GameStop (NYSE:GME) investors are getting a glimpse of the future of the leading video game retailer, and it's not pretty.
GameStop shares opened 15% lower today after it announced disappointing results for the critical holiday shopping season. The top line isn't scary. Global sales climbed 9.3% to $3.15 billion for the nine weeks through Jan. 4, fueled by a 7.1% increase in domestic comps and an impressive 17.4% spike in comps for its international locations.
However, as you can probably imagine, the growth here was entirely the handiwork of Microsoft (NASDAQ:MSFT) and Sony (NYSE:SONY) putting out new consoles in November. New hardware sales nearly doubled as folks snapped up $500 Xbox One and $400 PlayStation 4 systems.
That's pretty much where the good news ends. New software sales plunged by 22.5%. This was worse than GameStop projected, but any gamer could've seen this coming. Microsoft's Xbox One and Sony's PS4 are not compatible with game discs from earlier generations. Owners of Xbox One and PS3 consoles aren't going to be making big investments in software if they plan to upgrade later.
There's also the very nature of the Xbox One and PS4. Yes, they play games on discs, but they are also high-end TV-viewing set-top boxes. They feed into each company's digital marketplace where GameStop's once-potent niche of selling software is less relevant, given the vibrant ecosystems that Microsoft and Sony have established.

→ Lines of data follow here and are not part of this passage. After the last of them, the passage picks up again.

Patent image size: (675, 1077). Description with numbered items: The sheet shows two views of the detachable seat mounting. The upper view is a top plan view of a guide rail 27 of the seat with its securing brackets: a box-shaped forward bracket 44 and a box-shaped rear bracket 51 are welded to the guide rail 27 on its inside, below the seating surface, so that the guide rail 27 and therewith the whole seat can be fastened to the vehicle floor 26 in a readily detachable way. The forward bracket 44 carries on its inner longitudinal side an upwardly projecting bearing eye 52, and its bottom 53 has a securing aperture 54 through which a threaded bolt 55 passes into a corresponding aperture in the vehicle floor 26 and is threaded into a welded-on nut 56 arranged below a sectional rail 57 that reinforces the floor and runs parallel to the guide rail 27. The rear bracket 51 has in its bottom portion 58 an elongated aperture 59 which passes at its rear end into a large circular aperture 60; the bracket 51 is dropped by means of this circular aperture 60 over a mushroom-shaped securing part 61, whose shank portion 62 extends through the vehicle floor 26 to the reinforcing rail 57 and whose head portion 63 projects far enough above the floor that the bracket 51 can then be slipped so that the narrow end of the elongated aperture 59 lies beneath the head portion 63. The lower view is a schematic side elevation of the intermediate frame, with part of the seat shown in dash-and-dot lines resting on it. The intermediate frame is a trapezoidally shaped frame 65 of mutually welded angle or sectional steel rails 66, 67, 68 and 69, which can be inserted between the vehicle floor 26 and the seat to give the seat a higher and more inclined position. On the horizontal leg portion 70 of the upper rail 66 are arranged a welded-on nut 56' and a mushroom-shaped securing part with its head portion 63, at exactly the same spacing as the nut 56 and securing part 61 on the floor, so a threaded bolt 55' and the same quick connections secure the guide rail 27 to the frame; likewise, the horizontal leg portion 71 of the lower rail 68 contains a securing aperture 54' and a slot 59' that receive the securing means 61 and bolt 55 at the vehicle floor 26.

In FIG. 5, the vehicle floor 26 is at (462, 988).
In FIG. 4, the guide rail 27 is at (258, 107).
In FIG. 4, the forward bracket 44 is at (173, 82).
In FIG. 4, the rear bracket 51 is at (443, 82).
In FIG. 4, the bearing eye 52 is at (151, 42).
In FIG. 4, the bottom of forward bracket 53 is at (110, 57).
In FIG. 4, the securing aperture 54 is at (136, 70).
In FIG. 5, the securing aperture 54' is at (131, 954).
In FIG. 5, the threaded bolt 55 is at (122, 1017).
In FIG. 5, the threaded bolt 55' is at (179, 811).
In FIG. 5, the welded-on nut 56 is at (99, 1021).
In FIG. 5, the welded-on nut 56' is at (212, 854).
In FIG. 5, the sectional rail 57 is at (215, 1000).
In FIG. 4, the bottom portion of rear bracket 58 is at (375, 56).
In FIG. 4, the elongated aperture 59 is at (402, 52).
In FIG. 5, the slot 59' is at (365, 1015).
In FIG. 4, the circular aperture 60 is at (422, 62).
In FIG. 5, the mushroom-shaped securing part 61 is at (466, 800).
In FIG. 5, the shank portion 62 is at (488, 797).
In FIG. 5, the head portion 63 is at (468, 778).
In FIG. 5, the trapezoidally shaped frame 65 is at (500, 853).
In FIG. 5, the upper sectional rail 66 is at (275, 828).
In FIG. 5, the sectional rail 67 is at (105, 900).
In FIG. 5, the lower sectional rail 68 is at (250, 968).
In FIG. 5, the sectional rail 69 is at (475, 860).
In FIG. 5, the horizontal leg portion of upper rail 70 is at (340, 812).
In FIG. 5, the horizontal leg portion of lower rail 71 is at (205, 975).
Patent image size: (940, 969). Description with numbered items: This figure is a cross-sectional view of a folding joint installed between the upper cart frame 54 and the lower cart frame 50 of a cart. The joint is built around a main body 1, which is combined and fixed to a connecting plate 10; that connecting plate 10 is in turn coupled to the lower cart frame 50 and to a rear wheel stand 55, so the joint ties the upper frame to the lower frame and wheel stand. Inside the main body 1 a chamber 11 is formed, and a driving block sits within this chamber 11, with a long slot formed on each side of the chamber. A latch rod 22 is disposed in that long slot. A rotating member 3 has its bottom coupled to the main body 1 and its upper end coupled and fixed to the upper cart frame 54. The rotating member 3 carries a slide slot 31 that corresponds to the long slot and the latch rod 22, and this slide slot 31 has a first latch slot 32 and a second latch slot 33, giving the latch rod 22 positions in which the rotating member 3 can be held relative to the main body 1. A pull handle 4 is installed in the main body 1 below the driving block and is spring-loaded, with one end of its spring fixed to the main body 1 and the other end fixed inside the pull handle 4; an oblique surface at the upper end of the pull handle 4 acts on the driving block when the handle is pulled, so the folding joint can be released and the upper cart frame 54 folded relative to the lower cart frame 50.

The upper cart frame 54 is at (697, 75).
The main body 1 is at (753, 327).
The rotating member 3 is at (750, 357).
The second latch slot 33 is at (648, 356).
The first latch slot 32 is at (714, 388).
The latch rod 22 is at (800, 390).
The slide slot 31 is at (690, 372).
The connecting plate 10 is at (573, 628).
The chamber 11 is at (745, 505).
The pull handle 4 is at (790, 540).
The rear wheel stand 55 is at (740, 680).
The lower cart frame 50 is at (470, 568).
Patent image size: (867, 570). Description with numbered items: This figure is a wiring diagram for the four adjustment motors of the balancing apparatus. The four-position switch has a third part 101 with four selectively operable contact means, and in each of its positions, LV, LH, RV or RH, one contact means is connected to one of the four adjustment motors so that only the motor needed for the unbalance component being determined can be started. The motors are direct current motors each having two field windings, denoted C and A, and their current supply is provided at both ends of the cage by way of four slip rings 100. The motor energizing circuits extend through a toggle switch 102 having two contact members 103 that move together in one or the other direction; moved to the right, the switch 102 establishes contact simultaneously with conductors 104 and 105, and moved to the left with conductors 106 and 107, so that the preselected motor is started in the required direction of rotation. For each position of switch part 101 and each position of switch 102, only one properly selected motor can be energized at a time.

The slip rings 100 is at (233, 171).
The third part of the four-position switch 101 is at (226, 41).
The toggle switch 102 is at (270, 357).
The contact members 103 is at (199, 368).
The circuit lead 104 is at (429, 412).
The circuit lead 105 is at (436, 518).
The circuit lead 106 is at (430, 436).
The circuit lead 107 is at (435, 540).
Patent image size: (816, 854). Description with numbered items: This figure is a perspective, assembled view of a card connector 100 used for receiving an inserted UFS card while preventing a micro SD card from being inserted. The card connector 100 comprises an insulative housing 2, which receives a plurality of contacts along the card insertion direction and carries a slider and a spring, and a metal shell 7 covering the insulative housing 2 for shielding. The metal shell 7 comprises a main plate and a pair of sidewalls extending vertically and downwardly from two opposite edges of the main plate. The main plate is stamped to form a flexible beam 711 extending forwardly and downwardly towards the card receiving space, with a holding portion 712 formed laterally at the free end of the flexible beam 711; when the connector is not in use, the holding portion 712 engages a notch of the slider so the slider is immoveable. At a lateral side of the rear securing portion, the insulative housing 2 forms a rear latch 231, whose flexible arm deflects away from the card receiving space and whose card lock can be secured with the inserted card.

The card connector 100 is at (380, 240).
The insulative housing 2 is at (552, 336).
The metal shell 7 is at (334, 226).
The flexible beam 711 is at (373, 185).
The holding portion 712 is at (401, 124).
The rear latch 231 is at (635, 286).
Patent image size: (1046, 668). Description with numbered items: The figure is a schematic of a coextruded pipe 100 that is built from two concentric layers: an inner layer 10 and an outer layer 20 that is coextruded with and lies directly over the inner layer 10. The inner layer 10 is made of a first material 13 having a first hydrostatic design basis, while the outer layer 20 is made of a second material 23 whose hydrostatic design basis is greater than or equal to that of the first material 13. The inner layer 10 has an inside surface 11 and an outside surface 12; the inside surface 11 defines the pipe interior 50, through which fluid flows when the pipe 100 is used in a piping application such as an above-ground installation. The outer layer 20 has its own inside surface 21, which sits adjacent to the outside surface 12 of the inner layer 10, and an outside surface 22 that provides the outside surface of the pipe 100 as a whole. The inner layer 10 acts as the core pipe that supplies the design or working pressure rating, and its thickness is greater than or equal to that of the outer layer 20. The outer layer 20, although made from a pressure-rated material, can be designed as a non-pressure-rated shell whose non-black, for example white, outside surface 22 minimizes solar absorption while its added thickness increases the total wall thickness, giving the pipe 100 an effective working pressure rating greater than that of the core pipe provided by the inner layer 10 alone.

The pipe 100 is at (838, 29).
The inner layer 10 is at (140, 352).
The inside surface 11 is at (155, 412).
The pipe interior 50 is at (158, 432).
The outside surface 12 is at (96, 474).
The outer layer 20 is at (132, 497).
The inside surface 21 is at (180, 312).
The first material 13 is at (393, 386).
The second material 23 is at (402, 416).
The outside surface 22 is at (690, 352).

This is the worst possible scenario for GameStop investors, because hardware is a low-margin category. GameStop has its biggest markups on software and pre-owned games and gear. If folks are walking into GameStop just to buy a next-generation console, they won't be buying too many physical games -- much less trading them in for store credit -- in the future.
GameStop did experience a 7% increase in pre-owned sales, but that was mostly the older consoles that are now that much cheaper since they were traded in by early adopters saving up for the new Microsoft and Sony platforms. It wouldn't be a surprise to see pre-owned sales start to slip after this, just as it wouldn't be a surprise if new software sales don't bounce back as the digital migration takes over.
The end result of better-than-expected hardware sales and weaker-than-expected software sales is that the bottom line is going to take a hit. GameStop now sees a profit of $1.85 to $1.95 a share for the quarter, well short of the $1.97-to-$2.14-a-share range that it was forecasting less than two months ago.
GameStop shares nearly doubled in 2013 as investors warmed up to the potential of the Xbox One and PS4. Well, they're here, and now we're seeing holiday profits falling well below the $2.16 a share it rang up a year earlier.
The game isn't over for GameStop. It's still very profitable, and it's in fine financial condition. However, expect the naysayers who wrongly argued that the chain had peaked two years ago to begin getting vocal again. This time, they may be right.